When we left the hospital together, you said I must be shot after being up and down all night with a newborn and volunteered to baby-sit while I got some sleep.
“No, it’s the oddest thing,” I whispered. “I did get up a couple of times for feeding, but I had to set an alarm. Franklin—she doesn’t cry.”
“Huh. Well, don’t expect that to last.”
“You never know—they’re all different.”
“Babies ought to cry,” you said vigorously. “Kid just lolls in bed and sleeps all day, you’re raising a doormat.”

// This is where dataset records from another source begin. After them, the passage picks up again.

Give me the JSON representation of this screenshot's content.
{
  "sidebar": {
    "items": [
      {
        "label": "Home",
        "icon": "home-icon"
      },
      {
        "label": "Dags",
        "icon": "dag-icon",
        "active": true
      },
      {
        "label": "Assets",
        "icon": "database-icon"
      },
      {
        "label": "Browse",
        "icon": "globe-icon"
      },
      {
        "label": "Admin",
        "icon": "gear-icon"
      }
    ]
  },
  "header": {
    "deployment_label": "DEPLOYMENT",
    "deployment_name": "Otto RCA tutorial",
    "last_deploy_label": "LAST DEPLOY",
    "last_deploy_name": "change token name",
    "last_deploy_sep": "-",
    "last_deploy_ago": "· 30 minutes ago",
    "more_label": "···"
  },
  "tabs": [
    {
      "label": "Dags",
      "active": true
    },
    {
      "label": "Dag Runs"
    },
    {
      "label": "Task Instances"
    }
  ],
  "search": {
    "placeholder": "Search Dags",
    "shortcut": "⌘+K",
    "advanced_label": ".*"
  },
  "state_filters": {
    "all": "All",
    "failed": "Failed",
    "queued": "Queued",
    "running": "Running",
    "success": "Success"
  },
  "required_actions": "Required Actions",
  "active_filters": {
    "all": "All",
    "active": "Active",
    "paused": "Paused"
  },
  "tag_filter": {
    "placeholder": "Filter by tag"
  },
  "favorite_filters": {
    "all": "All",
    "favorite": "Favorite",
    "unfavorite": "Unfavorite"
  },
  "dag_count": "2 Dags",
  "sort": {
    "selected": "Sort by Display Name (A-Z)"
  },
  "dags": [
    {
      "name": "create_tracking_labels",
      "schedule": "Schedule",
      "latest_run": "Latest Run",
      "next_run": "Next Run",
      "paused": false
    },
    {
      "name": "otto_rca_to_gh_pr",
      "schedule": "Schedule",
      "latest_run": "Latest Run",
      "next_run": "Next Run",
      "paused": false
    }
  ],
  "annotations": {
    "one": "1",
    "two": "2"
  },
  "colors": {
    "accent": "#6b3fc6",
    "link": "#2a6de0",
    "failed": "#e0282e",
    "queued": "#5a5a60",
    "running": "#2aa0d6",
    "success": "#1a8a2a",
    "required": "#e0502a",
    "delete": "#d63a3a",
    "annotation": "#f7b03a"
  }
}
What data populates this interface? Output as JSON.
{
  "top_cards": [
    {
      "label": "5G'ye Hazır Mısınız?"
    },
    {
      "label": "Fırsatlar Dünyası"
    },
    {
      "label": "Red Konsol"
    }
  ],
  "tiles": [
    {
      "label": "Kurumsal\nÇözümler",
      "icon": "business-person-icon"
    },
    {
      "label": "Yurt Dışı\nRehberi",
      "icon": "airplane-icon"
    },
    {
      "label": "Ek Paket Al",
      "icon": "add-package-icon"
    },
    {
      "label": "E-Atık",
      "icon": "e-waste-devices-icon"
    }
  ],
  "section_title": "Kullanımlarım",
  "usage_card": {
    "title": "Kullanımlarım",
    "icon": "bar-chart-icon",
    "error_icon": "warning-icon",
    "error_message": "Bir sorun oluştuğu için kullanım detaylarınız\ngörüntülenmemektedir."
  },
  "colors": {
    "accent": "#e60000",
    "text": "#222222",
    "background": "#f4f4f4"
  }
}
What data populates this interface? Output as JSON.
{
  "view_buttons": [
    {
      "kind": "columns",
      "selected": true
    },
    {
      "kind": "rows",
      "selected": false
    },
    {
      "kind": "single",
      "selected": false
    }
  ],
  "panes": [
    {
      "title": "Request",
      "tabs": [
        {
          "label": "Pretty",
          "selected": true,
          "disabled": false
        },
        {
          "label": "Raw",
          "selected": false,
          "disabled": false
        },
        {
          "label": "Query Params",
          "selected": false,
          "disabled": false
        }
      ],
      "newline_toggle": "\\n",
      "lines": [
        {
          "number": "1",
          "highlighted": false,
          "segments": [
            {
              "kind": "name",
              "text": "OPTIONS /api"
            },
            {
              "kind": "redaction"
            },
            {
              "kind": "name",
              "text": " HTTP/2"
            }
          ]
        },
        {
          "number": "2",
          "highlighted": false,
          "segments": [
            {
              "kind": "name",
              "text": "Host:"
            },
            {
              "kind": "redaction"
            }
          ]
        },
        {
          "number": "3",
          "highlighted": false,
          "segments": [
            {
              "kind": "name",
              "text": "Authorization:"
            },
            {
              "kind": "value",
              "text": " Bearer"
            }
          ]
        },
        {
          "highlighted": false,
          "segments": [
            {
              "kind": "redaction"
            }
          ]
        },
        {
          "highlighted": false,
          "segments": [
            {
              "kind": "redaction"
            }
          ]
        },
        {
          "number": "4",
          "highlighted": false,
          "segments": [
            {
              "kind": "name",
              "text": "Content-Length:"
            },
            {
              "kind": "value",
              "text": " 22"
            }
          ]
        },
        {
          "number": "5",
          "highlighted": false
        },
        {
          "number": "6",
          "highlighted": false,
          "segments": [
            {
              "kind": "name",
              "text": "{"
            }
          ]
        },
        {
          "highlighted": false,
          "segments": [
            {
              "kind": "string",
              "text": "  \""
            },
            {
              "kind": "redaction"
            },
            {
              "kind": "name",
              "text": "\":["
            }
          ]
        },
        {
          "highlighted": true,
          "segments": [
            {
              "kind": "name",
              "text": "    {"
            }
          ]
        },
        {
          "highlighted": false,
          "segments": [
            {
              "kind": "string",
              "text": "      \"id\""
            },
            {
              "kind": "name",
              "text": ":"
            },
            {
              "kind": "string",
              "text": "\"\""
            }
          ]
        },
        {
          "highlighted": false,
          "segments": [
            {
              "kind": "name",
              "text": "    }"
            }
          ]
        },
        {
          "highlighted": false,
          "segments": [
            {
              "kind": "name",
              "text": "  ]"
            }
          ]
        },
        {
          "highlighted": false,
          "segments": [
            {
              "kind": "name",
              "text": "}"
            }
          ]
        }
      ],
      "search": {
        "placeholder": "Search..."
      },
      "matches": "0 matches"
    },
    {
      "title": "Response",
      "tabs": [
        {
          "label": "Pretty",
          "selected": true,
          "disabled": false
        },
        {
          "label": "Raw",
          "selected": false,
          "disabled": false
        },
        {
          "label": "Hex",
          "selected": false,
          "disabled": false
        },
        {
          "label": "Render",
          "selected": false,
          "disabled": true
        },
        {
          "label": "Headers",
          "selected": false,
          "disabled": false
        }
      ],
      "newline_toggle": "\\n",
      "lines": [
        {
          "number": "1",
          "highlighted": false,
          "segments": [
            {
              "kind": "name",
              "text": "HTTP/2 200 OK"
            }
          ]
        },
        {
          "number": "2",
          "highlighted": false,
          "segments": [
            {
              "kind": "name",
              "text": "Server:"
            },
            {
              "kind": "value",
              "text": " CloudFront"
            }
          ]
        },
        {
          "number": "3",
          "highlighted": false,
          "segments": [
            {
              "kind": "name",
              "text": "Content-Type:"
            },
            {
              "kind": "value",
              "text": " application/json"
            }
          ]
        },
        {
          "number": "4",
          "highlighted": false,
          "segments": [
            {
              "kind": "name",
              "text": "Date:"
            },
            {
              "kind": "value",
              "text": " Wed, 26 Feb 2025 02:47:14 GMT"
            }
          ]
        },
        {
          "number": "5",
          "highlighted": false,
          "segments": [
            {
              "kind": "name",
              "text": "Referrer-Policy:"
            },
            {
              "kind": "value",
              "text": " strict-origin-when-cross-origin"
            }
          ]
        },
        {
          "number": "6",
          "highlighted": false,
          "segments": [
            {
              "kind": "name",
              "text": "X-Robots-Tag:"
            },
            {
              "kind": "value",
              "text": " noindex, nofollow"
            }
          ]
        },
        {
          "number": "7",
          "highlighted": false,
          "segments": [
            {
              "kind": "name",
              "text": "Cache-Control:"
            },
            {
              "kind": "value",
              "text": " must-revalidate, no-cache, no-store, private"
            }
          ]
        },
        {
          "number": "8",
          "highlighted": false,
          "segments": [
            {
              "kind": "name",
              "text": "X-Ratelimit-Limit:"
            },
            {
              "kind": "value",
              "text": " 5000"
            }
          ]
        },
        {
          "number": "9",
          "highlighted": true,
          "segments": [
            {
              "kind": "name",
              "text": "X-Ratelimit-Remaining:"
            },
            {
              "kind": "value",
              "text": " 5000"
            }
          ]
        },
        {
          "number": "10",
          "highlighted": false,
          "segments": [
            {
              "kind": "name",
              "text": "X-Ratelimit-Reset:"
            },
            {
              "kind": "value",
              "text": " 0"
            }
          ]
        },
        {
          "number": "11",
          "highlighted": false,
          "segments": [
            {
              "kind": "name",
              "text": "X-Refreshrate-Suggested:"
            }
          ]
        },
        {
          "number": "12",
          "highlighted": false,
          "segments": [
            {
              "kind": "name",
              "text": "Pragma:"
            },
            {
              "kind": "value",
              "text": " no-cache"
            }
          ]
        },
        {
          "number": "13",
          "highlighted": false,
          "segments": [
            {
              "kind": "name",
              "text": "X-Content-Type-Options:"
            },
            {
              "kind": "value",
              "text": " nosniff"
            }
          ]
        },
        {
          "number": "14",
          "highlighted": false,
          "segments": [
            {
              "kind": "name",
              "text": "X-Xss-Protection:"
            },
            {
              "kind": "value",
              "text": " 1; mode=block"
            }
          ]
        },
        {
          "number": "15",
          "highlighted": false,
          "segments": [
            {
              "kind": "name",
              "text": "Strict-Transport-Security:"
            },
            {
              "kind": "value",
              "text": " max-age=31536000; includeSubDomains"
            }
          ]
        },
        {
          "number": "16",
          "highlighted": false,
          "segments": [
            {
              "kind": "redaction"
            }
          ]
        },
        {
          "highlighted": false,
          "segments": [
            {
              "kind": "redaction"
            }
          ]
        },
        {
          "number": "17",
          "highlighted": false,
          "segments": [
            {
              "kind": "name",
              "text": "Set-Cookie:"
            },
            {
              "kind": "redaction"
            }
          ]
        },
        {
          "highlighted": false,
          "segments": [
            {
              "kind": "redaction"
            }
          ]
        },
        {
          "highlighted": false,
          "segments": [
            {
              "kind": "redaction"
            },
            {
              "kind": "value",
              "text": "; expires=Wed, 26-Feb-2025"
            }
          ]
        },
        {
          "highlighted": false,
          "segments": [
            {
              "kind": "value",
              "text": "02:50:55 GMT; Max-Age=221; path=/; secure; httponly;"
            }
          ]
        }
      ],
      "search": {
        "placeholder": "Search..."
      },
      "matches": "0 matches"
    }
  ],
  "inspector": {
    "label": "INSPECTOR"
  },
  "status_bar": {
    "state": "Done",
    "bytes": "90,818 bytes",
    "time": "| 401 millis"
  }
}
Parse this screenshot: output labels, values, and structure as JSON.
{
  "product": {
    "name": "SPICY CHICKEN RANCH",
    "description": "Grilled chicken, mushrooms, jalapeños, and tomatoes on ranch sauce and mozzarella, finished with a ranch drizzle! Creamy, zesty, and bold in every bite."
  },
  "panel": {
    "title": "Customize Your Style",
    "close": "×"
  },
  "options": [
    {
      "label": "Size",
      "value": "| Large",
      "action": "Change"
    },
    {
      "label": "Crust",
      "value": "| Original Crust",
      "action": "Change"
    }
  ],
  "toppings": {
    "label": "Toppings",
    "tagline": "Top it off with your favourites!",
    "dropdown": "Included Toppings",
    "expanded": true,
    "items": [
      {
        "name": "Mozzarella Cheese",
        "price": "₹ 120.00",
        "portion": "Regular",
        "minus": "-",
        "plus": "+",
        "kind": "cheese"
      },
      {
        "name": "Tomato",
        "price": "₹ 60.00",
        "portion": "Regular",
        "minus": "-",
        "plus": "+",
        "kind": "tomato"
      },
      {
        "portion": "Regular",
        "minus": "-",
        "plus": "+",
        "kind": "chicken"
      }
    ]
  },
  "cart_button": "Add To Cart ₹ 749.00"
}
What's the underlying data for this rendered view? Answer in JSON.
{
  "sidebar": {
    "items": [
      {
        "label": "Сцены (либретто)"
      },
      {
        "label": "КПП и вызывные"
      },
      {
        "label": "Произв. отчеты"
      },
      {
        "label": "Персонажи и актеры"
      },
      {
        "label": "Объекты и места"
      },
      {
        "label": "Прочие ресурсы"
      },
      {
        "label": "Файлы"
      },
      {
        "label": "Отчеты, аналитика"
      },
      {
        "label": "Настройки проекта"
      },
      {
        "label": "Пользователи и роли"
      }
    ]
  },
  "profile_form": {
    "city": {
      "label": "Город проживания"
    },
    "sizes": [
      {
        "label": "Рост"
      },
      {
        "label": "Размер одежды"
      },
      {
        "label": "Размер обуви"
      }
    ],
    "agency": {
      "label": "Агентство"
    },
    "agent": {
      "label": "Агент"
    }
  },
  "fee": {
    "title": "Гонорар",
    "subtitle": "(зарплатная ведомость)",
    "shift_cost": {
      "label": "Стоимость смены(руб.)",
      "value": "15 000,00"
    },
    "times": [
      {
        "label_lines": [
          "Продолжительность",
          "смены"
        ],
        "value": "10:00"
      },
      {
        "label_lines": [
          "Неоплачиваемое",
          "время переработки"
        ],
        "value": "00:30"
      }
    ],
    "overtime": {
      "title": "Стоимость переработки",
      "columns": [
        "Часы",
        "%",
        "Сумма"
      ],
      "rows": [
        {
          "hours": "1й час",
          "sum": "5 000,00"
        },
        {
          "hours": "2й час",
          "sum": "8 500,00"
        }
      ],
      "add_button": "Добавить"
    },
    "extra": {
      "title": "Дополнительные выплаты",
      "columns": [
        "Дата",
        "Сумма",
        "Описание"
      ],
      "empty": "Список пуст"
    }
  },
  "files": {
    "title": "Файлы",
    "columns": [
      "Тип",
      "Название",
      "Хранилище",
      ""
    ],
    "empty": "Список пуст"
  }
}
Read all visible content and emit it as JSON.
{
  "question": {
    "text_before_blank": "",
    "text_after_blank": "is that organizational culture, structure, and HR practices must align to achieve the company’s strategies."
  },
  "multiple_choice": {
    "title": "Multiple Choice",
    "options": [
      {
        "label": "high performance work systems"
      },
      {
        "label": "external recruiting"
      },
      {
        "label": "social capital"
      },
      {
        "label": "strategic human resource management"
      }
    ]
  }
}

When we came home, I noticed that the framed photo of me in my late twenties that we kept on the little table in the foyer was missing, and I asked you if you’d moved it. You said no, shrugging, and I declined to pursue the matter, assuming it would turn up. It didn’t. I was a little perturbed; I no longer looked nearly that pretty, and these verifications that we were once lineless and lovely do grow precious. The shot had been snapped on an Amsterdam houseboat with whose captain I had a brief, uncomplicated affair. I treasured the expression he’d captured—expansive, relaxed, warm; it fixed a simple glorying in all that I then required of life: light on water, bright white wine, a handsome man. The portrait had softened the severity that marked most of my pictures, with that shelved brow of mine, my deep-set eyes in shadow. The houseboat captain had mailed me the photo, and I didn’t have the negative. Oh, well. Presumably, while I was in the hospital Kevin had snatched the print to poke pins in.
Anyway, I was in no mood to get exercised over one silly snapshot. In fact, though I fear that my martial metaphor may seem provocative, when I carried Celia over our threshold I had the exhilarating impression of having reset our troop strengths at a healthy par. Little could I know that, as a military ally, a trusting young girl is worse than nothing, an open left flank.